Fraud Is the Headline They Buried
Why I started writing during the Iraq War, and why legacy outlets like WSJ and Reuters still can’t be trusted to tell the truth.
It was during the Iraq War when I started writing, because I couldn’t stomach the gap between what legacy outlets were reporting and what was actually happening. The biggest fraud of that period, in my opinion, wasn’t just the cooked intelligence or the phantom WMDs, it was “embedded reporters.” Journalists weren’t reporting on the war, they were chaperoned through it, buckled into armored convoys, shown only what the Pentagon wanted them to see, and then filing stories as if they were eyewitness accounts of the whole conflict. It was war as stagecraft, broadcast straight into American living rooms under the guise of journalism.

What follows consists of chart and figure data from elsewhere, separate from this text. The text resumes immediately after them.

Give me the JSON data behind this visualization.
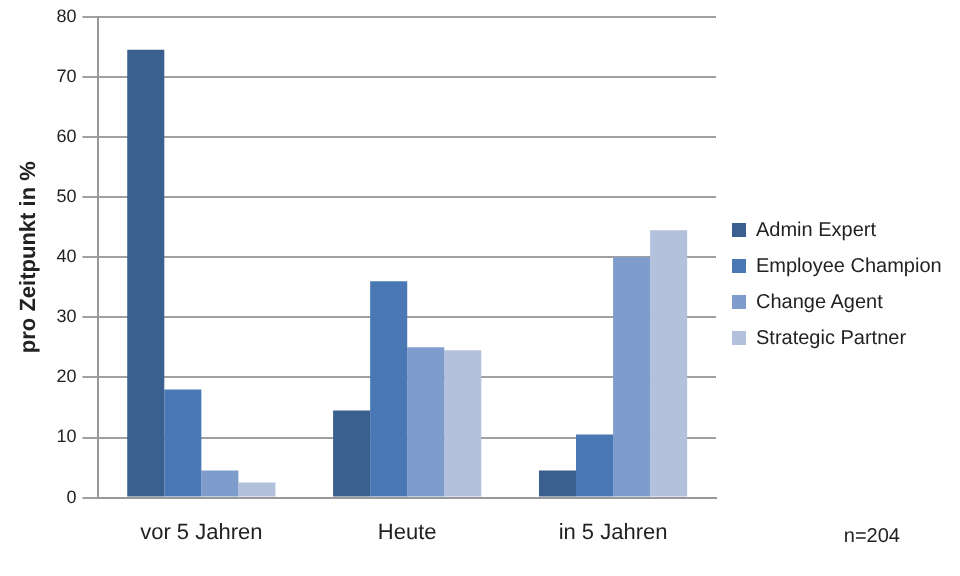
{
  "chart_data": {
    "type": "bar",
    "ylabel": "pro Zeitpunkt in %",
    "categories": [
      "vor 5 Jahren",
      "Heute",
      "in 5 Jahren"
    ],
    "series": [
      {
        "name": "Admin Expert",
        "color": "#3b5f8e",
        "values": [
          74.5,
          14.5,
          4.5
        ]
      },
      {
        "name": "Employee Champion",
        "color": "#4a78b4",
        "values": [
          18,
          36,
          10.5
        ]
      },
      {
        "name": "Change Agent",
        "color": "#7f9dcc",
        "values": [
          4.5,
          25,
          40
        ]
      },
      {
        "name": "Strategic Partner",
        "color": "#b3c1dc",
        "values": [
          2.5,
          24.5,
          44.5
        ]
      }
    ],
    "ylim": [
      0,
      80
    ],
    "yticks": [
      0,
      10,
      20,
      30,
      40,
      50,
      60,
      70,
      80
    ],
    "grid": "y",
    "legend": "right",
    "annotations": [
      "n=204"
    ]
  }
}
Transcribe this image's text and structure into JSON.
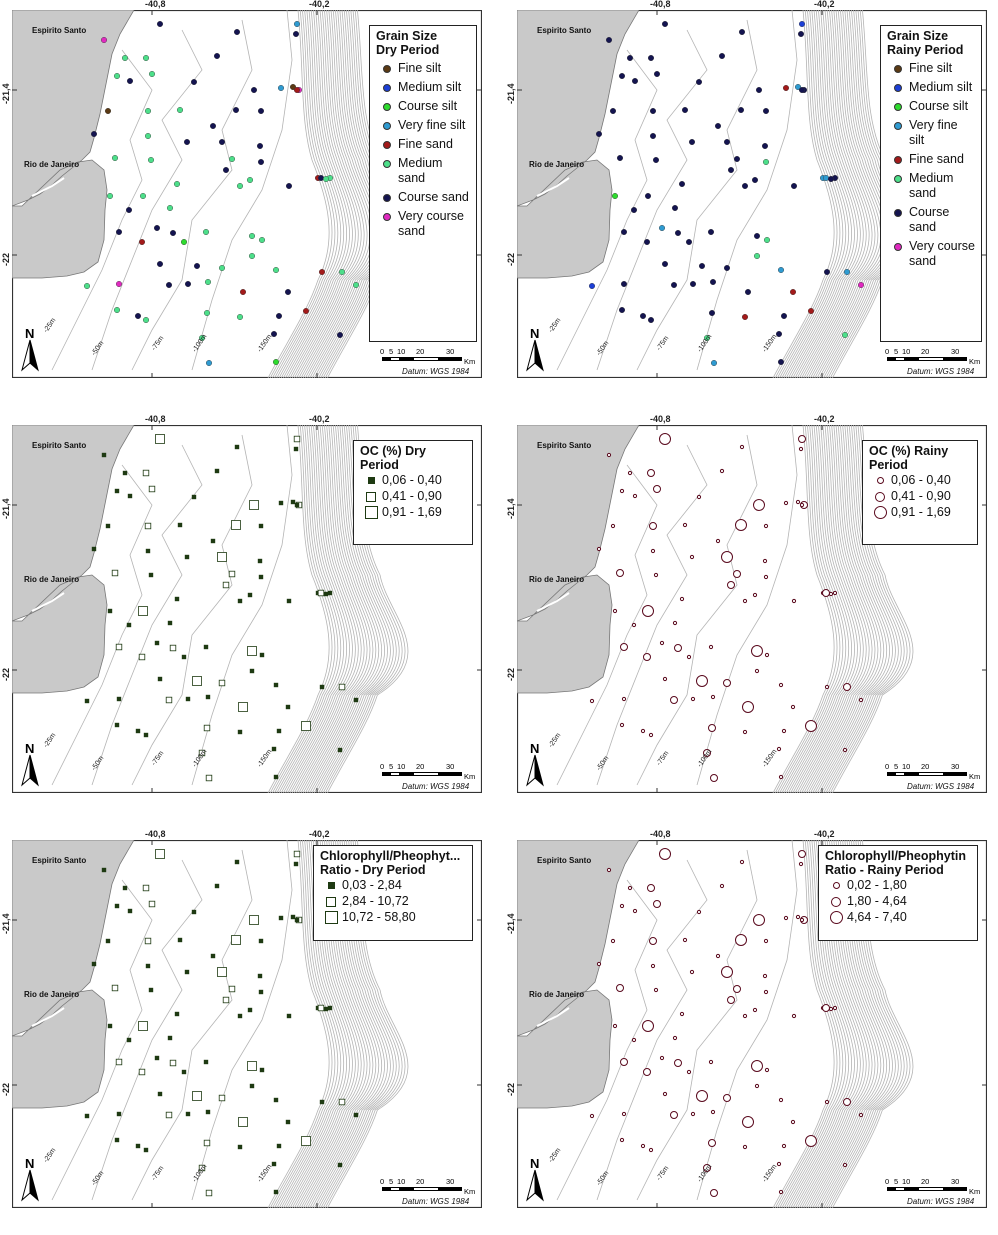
{
  "common": {
    "x_ticks": [
      "-40,8",
      "-40,2"
    ],
    "y_ticks": [
      "-21,4",
      "-22"
    ],
    "places": [
      "Espirito Santo",
      "Rio de Janeiro"
    ],
    "depths": [
      "-25m",
      "-50m",
      "-75m",
      "-100m",
      "-150m"
    ],
    "north_label": "N",
    "scale_numbers": [
      "0",
      "5",
      "10",
      "20",
      "30"
    ],
    "scale_unit": "Km",
    "datum": "Datum: WGS 1984"
  },
  "colors": {
    "land": "#c9c9c9",
    "contour": "#b4b4b4",
    "frame": "#333333",
    "fine_silt": "#5b3a14",
    "medium_silt": "#1c3fd6",
    "course_silt": "#2edb2e",
    "very_fine_silt": "#2f9bd1",
    "fine_sand": "#a31a1a",
    "medium_sand": "#4ddf8a",
    "course_sand": "#141450",
    "very_course_sand": "#e02ac0",
    "oc_dry": "#1e3a12",
    "oc_rainy": "#5a0a1e"
  },
  "panels": [
    {
      "id": "grain-dry",
      "legend_title": [
        "Grain Size",
        "Dry Period"
      ],
      "legend_items": [
        {
          "label": "Fine silt",
          "color": "#5b3a14"
        },
        {
          "label": "Medium silt",
          "color": "#1c3fd6"
        },
        {
          "label": "Course silt",
          "color": "#2edb2e"
        },
        {
          "label": "Very fine silt",
          "color": "#2f9bd1"
        },
        {
          "label": "Fine sand",
          "color": "#a31a1a"
        },
        {
          "label": "Medium sand",
          "color": "#4ddf8a"
        },
        {
          "label": "Course sand",
          "color": "#141450"
        },
        {
          "label": "Very course sand",
          "color": "#e02ac0"
        }
      ]
    },
    {
      "id": "grain-rainy",
      "legend_title": [
        "Grain Size",
        "Rainy Period"
      ],
      "legend_items": [
        {
          "label": "Fine silt",
          "color": "#5b3a14"
        },
        {
          "label": "Medium silt",
          "color": "#1c3fd6"
        },
        {
          "label": "Course silt",
          "color": "#2edb2e"
        },
        {
          "label": "Very fine silt",
          "color": "#2f9bd1"
        },
        {
          "label": "Fine sand",
          "color": "#a31a1a"
        },
        {
          "label": "Medium sand",
          "color": "#4ddf8a"
        },
        {
          "label": "Course sand",
          "color": "#141450"
        },
        {
          "label": "Very course sand",
          "color": "#e02ac0"
        }
      ]
    },
    {
      "id": "oc-dry",
      "legend_title": [
        "OC (%) Dry",
        "Period"
      ],
      "legend_items": [
        {
          "label": "0,06 - 0,40",
          "size": "small"
        },
        {
          "label": "0,41 - 0,90",
          "size": "medium"
        },
        {
          "label": "0,91 - 1,69",
          "size": "large"
        }
      ]
    },
    {
      "id": "oc-rainy",
      "legend_title": [
        "OC (%) Rainy",
        "Period"
      ],
      "legend_items": [
        {
          "label": "0,06 - 0,40",
          "size": "small"
        },
        {
          "label": "0,41 - 0,90",
          "size": "medium"
        },
        {
          "label": "0,91 - 1,69",
          "size": "large"
        }
      ]
    },
    {
      "id": "chl-dry",
      "legend_title": [
        "Chlorophyll/Pheophyt...",
        "Ratio - Dry Period"
      ],
      "legend_items": [
        {
          "label": "0,03 - 2,84",
          "size": "small"
        },
        {
          "label": "2,84 - 10,72",
          "size": "medium"
        },
        {
          "label": "10,72 - 58,80",
          "size": "large"
        }
      ]
    },
    {
      "id": "chl-rainy",
      "legend_title": [
        "Chlorophyll/Pheophytin",
        "Ratio - Rainy Period"
      ],
      "legend_items": [
        {
          "label": "0,02 - 1,80",
          "size": "small"
        },
        {
          "label": "1,80 - 4,64",
          "size": "medium"
        },
        {
          "label": "4,64 - 7,40",
          "size": "large"
        }
      ]
    }
  ]
}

The “shock and awe” campaign was sold as a quick liberation, not an invasion that would leave a trail of blood, lies, and broken trust. Mainstream anchors in polished studios repeated the talking points, while ordinary people, young soldiers and marines like my son, Iraqi civilians, and their families lived with the reality that never made it to the front page. That was my breaking point. If the press wouldn’t tell the truth, then it was up to those of us outside the Beltway echo chamber to fill the void.
And now, two decades later, here we are again. The same playbook, different warzone: not Baghdad, but Manhattan. The latest battle isn’t over WMDs, it’s over Trump’s half-billion-dollar fraud penalty. And once again, the so-called journalists are embedded, this time not with Humvees, but with Trump’s spin machine.